Huguenot immigration

2011-02-15 11:45:34

French citizens who embraced the Protestant teachings of the 16th-century reformation were known as Huguenots. Because they were unwelcome in Catholic France, hundreds of thousands left their native land, with several thousand eventually making their way to the British colonies in North America. Huguenots, generally prosperous and well educated, were among the immigrant groups who were rapidly assimilated into the dominant English culture of America.

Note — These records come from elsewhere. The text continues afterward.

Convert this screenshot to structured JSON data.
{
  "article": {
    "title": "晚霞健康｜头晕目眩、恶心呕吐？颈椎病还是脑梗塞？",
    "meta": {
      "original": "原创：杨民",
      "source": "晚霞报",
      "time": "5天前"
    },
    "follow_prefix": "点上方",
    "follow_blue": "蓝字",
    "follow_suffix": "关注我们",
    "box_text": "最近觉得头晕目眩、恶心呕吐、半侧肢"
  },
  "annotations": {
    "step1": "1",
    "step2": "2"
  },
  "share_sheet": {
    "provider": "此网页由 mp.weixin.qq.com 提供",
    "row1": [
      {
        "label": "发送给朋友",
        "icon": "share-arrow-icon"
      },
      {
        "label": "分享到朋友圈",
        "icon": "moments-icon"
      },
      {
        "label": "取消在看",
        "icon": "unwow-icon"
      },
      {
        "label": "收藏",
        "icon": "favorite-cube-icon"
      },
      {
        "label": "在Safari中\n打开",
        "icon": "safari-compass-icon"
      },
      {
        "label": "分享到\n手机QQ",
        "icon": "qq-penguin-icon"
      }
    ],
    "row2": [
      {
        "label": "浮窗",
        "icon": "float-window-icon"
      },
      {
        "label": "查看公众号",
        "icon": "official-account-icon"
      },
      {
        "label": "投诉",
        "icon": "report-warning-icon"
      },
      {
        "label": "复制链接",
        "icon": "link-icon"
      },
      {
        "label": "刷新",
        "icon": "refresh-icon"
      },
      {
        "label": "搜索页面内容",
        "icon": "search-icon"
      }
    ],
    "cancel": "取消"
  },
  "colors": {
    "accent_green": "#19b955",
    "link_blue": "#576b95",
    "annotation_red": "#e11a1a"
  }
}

Huguenots attempted to settle in Florida (near presentday St. Augustine), the Carolinas, and the Guanabara Bay (in present-day Brazil) during the late 16th century, but none of the settlements was successful. The first Huguenots to settle successfully in the Americas sailed from the Netherlands early in the 17th century, and a small number followed throughout the century. Following Louis XIV’s revocation of the Edict of Nantes (1685), which had guaranteed freedom of worship, several hundred thousand Huguenots migrated to Holland, Prussia, and Britain, and several thousand of these eventually made their way to the Americas by the end of the 17th century. The exact number is greatly disputed, in part because immigration records were not routinely kept and because Huguenots often came by way of a third country. Their favored destinations were New York (New Rochelle and New York, New York), Massachusetts (Oxford and Salem), Virginia, and the Carolinas (Charleston). Huguenots maintained their French church traditions into the second generation but by the 1750s, began to rapidly integrate with English-language Protestant churches. By the time of the American Revolution (1775–83), most Huguenots had lost their distinctiveness, having married into English families, adopted the English language, and adapted to the commercial and agricultural developments of their regions. This process was made easier by their relatively high social standing before leaving France, many having been aristocrats and trained artisans. Few Huguenots settled in Canada, as the French government prohibited their permanent residence in New France.